Drs. Sally Robinson & Keith Bly
Keeping Kids Healthy
Water safety cannot be written about too much.
Unintentional injuries are the leading cause of death in children 1 and older in the United States.
From 2000 to 2006, drowning was the second leading cause of death from unintentional injuries in children ages 2 to 19.
In the 1- to 4-year-old age group, drowning causes nearly as many deaths as motor vehicle crashes.
Recently, the American Academy of Pediatrics revised its policy statement, “Prevention of Drowning.”
New data and new risks are highlighted, including the dangers of inflatable and portable pools, drain-entrapment and the possible benefit of swimming lessons for young children.
12 tips to prevent drowning
1. Touch supervision is necessary for toddlers and constant eye contact for older children.
2. Install four-sided pool fencing with self-latching and self-closing gates is important.
3. Installing pool alarms helps.
4. Install pool and spa drains covers is important.
5. Swim lessons are recommended for children older than 4 years old, perhaps for those older than 1 year.
6. Cardiopulmonary resuscitation training is recommended.
7. Children riding in watercraft should use a personal flotation device and a life jacket.
8. Air-filled swim aids are not a personal flotation device.
9. Diving should be permitted only in water of known depth.
10. Children should be taught to swim in open bodies of water only when there are lifeguards.

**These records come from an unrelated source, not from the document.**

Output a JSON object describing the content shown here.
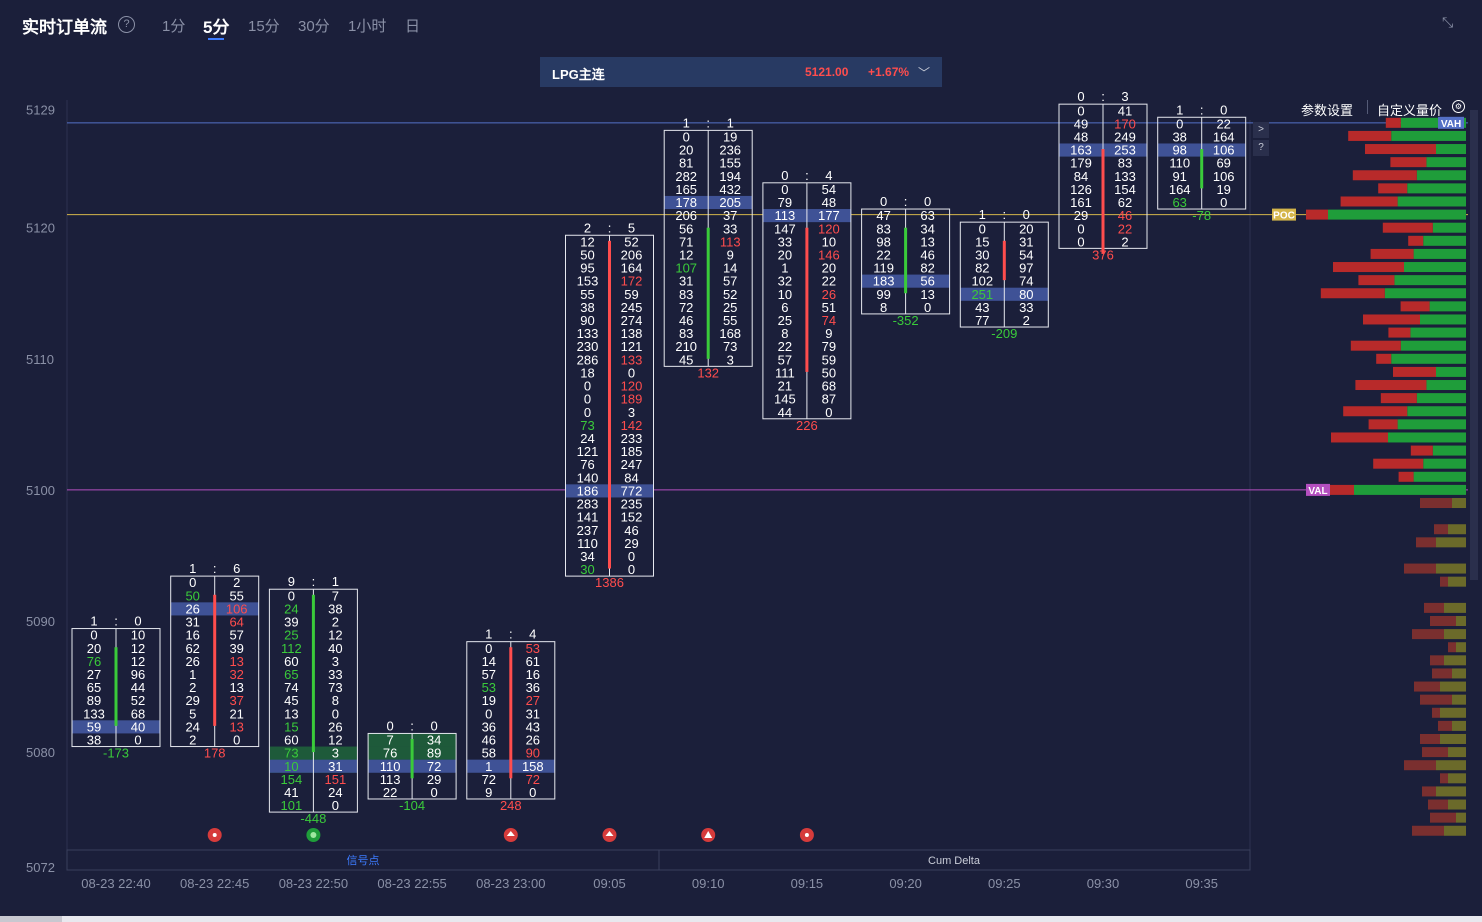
{
  "header": {
    "title": "实时订单流",
    "help_icon": "?",
    "timeframes": [
      {
        "label": "1分",
        "active": false
      },
      {
        "label": "5分",
        "active": true
      },
      {
        "label": "15分",
        "active": false
      },
      {
        "label": "30分",
        "active": false
      },
      {
        "label": "1小时",
        "active": false
      },
      {
        "label": "日",
        "active": false
      }
    ],
    "collapse_icon": "⤡"
  },
  "symbol_bar": {
    "name": "LPG主连",
    "price": "5121.00",
    "change": "+1.67%",
    "caret": "﹀"
  },
  "toolbar": {
    "param_settings": "参数设置",
    "custom_price": "自定义量价",
    "gear": "⚙"
  },
  "side_buttons": {
    "expand": ">",
    "question": "?"
  },
  "bottom_panel": {
    "signal_label": "信号点",
    "delta_label": "Cum Delta"
  },
  "colors": {
    "background": "#1b1f3a",
    "bid": "#ff4d4d",
    "ask": "#3acb3a",
    "vah": "#5470c6",
    "poc": "#d4b54a",
    "val": "#b44fbf",
    "highlight": "#3f5296"
  },
  "chart_data": {
    "type": "footprint",
    "ylim": [
      5072,
      5131
    ],
    "y_ticks": [
      5072,
      5080,
      5090,
      5100,
      5110,
      5120,
      5129
    ],
    "levels": {
      "VAH": 5128,
      "POC": 5121,
      "VAL": 5100
    },
    "level_labels": {
      "VAH": "VAH",
      "POC": "POC",
      "VAL": "VAL"
    },
    "x_labels": [
      "08-23 22:40",
      "08-23 22:45",
      "08-23 22:50",
      "08-23 22:55",
      "08-23 23:00",
      "09:05",
      "09:10",
      "09:15",
      "09:20",
      "09:25",
      "09:30",
      "09:35"
    ],
    "candles": [
      {
        "time": "08-23 22:40",
        "header": [
          "1",
          "0"
        ],
        "top": 5089,
        "bottom": 5080,
        "delta": "-173",
        "hl": 5082,
        "bar": {
          "c": "g",
          "from": 5088,
          "to": 5082
        },
        "bid": [
          "0",
          "20",
          "76",
          "27",
          "65",
          "89",
          "133",
          "59",
          "38"
        ],
        "ask": [
          "10",
          "12",
          "12",
          "96",
          "44",
          "52",
          "68",
          "40",
          "0"
        ],
        "bidc": {
          "2": "g"
        },
        "askc": {}
      },
      {
        "time": "08-23 22:45",
        "header": [
          "1",
          "6"
        ],
        "top": 5093,
        "bottom": 5081,
        "delta": "178",
        "hl": 5091,
        "bar": {
          "c": "r",
          "from": 5092,
          "to": 5082
        },
        "bid": [
          "0",
          "50",
          "26",
          "31",
          "16",
          "62",
          "26",
          "1",
          "2",
          "29",
          "5",
          "24",
          "2"
        ],
        "ask": [
          "2",
          "55",
          "106",
          "64",
          "57",
          "39",
          "13",
          "32",
          "13",
          "37",
          "21",
          "13",
          "0"
        ],
        "bidc": {
          "1": "g"
        },
        "askc": {
          "2": "r",
          "3": "r",
          "6": "r",
          "7": "r",
          "9": "r",
          "11": "r"
        }
      },
      {
        "time": "08-23 22:50",
        "header": [
          "9",
          "1"
        ],
        "top": 5092,
        "bottom": 5077,
        "delta": "-448",
        "hl": 5079,
        "bar": {
          "c": "g",
          "from": 5092,
          "to": 5080
        },
        "bid": [
          "0",
          "24",
          "39",
          "25",
          "112",
          "60",
          "65",
          "74",
          "45",
          "13",
          "15",
          "60",
          "73",
          "10",
          "154",
          "41",
          "101"
        ],
        "ask": [
          "7",
          "38",
          "2",
          "12",
          "40",
          "3",
          "33",
          "73",
          "8",
          "0",
          "26",
          "12",
          "3",
          "31",
          "151",
          "24",
          "0"
        ],
        "bidc": {
          "1": "g",
          "3": "g",
          "4": "g",
          "6": "g",
          "10": "g",
          "12": "g",
          "13": "g",
          "14": "g",
          "16": "g"
        },
        "askc": {
          "14": "r"
        },
        "greenRows": [
          12,
          13
        ]
      },
      {
        "time": "08-23 22:55",
        "header": [
          "0",
          "0"
        ],
        "top": 5081,
        "bottom": 5077,
        "delta": "-104",
        "hl": 5079,
        "bar": {
          "c": "g",
          "from": 5081,
          "to": 5078
        },
        "bid": [
          "7",
          "76",
          "110",
          "113",
          "22"
        ],
        "ask": [
          "34",
          "89",
          "72",
          "29",
          "0"
        ],
        "bidc": {},
        "askc": {},
        "greenRows": [
          0,
          1
        ]
      },
      {
        "time": "08-23 23:00",
        "header": [
          "1",
          "4"
        ],
        "top": 5088,
        "bottom": 5077,
        "delta": "248",
        "hl": 5079,
        "bar": {
          "c": "r",
          "from": 5088,
          "to": 5078
        },
        "bid": [
          "0",
          "14",
          "57",
          "53",
          "19",
          "0",
          "36",
          "46",
          "58",
          "1",
          "72",
          "9"
        ],
        "ask": [
          "53",
          "61",
          "16",
          "36",
          "27",
          "31",
          "43",
          "26",
          "90",
          "158",
          "72",
          "0"
        ],
        "bidc": {
          "3": "g"
        },
        "askc": {
          "0": "r",
          "4": "r",
          "8": "r",
          "10": "r"
        }
      },
      {
        "time": "09:05",
        "header": [
          "2",
          "5"
        ],
        "top": 5119,
        "bottom": 5093,
        "delta": "1386",
        "hl": 5100,
        "bar": {
          "c": "r",
          "from": 5119,
          "to": 5094
        },
        "bid": [
          "12",
          "50",
          "95",
          "153",
          "55",
          "38",
          "90",
          "133",
          "230",
          "286",
          "18",
          "0",
          "0",
          "0",
          "73",
          "24",
          "121",
          "76",
          "140",
          "186",
          "283",
          "141",
          "237",
          "110",
          "34",
          "30"
        ],
        "ask": [
          "52",
          "206",
          "164",
          "172",
          "59",
          "245",
          "274",
          "138",
          "121",
          "133",
          "0",
          "120",
          "189",
          "3",
          "142",
          "233",
          "185",
          "247",
          "84",
          "772",
          "235",
          "152",
          "46",
          "29",
          "0",
          "0"
        ],
        "bidc": {
          "14": "g",
          "25": "g"
        },
        "askc": {
          "3": "r",
          "9": "r",
          "11": "r",
          "12": "r",
          "14": "r"
        }
      },
      {
        "time": "09:10",
        "header": [
          "1",
          "1"
        ],
        "top": 5127,
        "bottom": 5109,
        "delta": "132",
        "hl": 5122,
        "bar": {
          "c": "g",
          "from": 5120,
          "to": 5110
        },
        "bid": [
          "0",
          "20",
          "81",
          "282",
          "165",
          "178",
          "206",
          "56",
          "71",
          "12",
          "107",
          "31",
          "83",
          "72",
          "46",
          "83",
          "210",
          "45"
        ],
        "ask": [
          "19",
          "236",
          "155",
          "194",
          "432",
          "205",
          "37",
          "33",
          "113",
          "9",
          "14",
          "57",
          "52",
          "25",
          "55",
          "168",
          "73",
          "3"
        ],
        "bidc": {
          "10": "g"
        },
        "askc": {
          "8": "r"
        }
      },
      {
        "time": "09:15",
        "header": [
          "0",
          "4"
        ],
        "top": 5123,
        "bottom": 5105,
        "delta": "226",
        "hl": 5121,
        "bar": {
          "c": "r",
          "from": 5120,
          "to": 5109
        },
        "bid": [
          "0",
          "79",
          "113",
          "147",
          "33",
          "20",
          "1",
          "32",
          "10",
          "6",
          "25",
          "8",
          "22",
          "57",
          "111",
          "21",
          "145",
          "44"
        ],
        "ask": [
          "54",
          "48",
          "177",
          "120",
          "10",
          "146",
          "20",
          "22",
          "26",
          "51",
          "74",
          "9",
          "79",
          "59",
          "50",
          "68",
          "87",
          "0"
        ],
        "bidc": {},
        "askc": {
          "3": "r",
          "5": "r",
          "8": "r",
          "10": "r"
        }
      },
      {
        "time": "09:20",
        "header": [
          "0",
          "0"
        ],
        "top": 5121,
        "bottom": 5115,
        "delta": "-352",
        "hl": 5116,
        "bar": {
          "c": "g",
          "from": 5120,
          "to": 5115
        },
        "bid": [
          "47",
          "83",
          "98",
          "22",
          "119",
          "183",
          "99",
          "8"
        ],
        "ask": [
          "63",
          "34",
          "13",
          "46",
          "82",
          "56",
          "13",
          "0"
        ],
        "bidc": {},
        "askc": {}
      },
      {
        "time": "09:25",
        "header": [
          "1",
          "0"
        ],
        "top": 5120,
        "bottom": 5113,
        "delta": "-209",
        "hl": 5115,
        "bar": {
          "c": "r",
          "from": 5119,
          "to": 5116
        },
        "bid": [
          "0",
          "15",
          "30",
          "82",
          "102",
          "251",
          "43",
          "77"
        ],
        "ask": [
          "20",
          "31",
          "54",
          "97",
          "74",
          "80",
          "33",
          "2"
        ],
        "bidc": {
          "5": "g"
        },
        "askc": {}
      },
      {
        "time": "09:30",
        "header": [
          "0",
          "3"
        ],
        "top": 5129,
        "bottom": 5118,
        "delta": "376",
        "hl": 5126,
        "bar": {
          "c": "r",
          "from": 5126,
          "to": 5118
        },
        "bid": [
          "0",
          "49",
          "48",
          "163",
          "179",
          "84",
          "126",
          "161",
          "29",
          "0",
          "0"
        ],
        "ask": [
          "41",
          "170",
          "249",
          "253",
          "83",
          "133",
          "154",
          "62",
          "46",
          "22",
          "2"
        ],
        "bidc": {},
        "askc": {
          "1": "r",
          "8": "r",
          "9": "r"
        }
      },
      {
        "time": "09:35",
        "header": [
          "1",
          "0"
        ],
        "top": 5128,
        "bottom": 5122,
        "delta": "-78",
        "hl": 5126,
        "bar": {
          "c": "g",
          "from": 5126,
          "to": 5123
        },
        "bid": [
          "0",
          "38",
          "98",
          "110",
          "91",
          "164",
          "63"
        ],
        "ask": [
          "22",
          "164",
          "106",
          "69",
          "106",
          "19",
          "0"
        ],
        "bidc": {
          "6": "g"
        },
        "askc": {}
      }
    ],
    "signals": [
      {
        "candle": 1,
        "type": "red-dot"
      },
      {
        "candle": 2,
        "type": "green-dot"
      },
      {
        "candle": 4,
        "type": "red-up"
      },
      {
        "candle": 5,
        "type": "red-up"
      },
      {
        "candle": 6,
        "type": "red-tri"
      },
      {
        "candle": 7,
        "type": "red-dot"
      }
    ]
  }
}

11. Supervising older children with seizure disorders is especially important.
12. Alcohol and drug use should be prohibited during swimming and boating activities.
Remember the bathroom. Children have drowned in inches of water.
Infants and young children should never be left alone in the bathtub even for a moment.
Buckets of water should be emptied after use.
Sally Robinson is a clinical professor of pediatrics at UTMB Children’s Hospital, and Keith Bly is an associate professor of pediatrics and director of the UTMB Pediatric Urgent Care Clinics. This column isn’t intended to replace the advice of your child’s physician.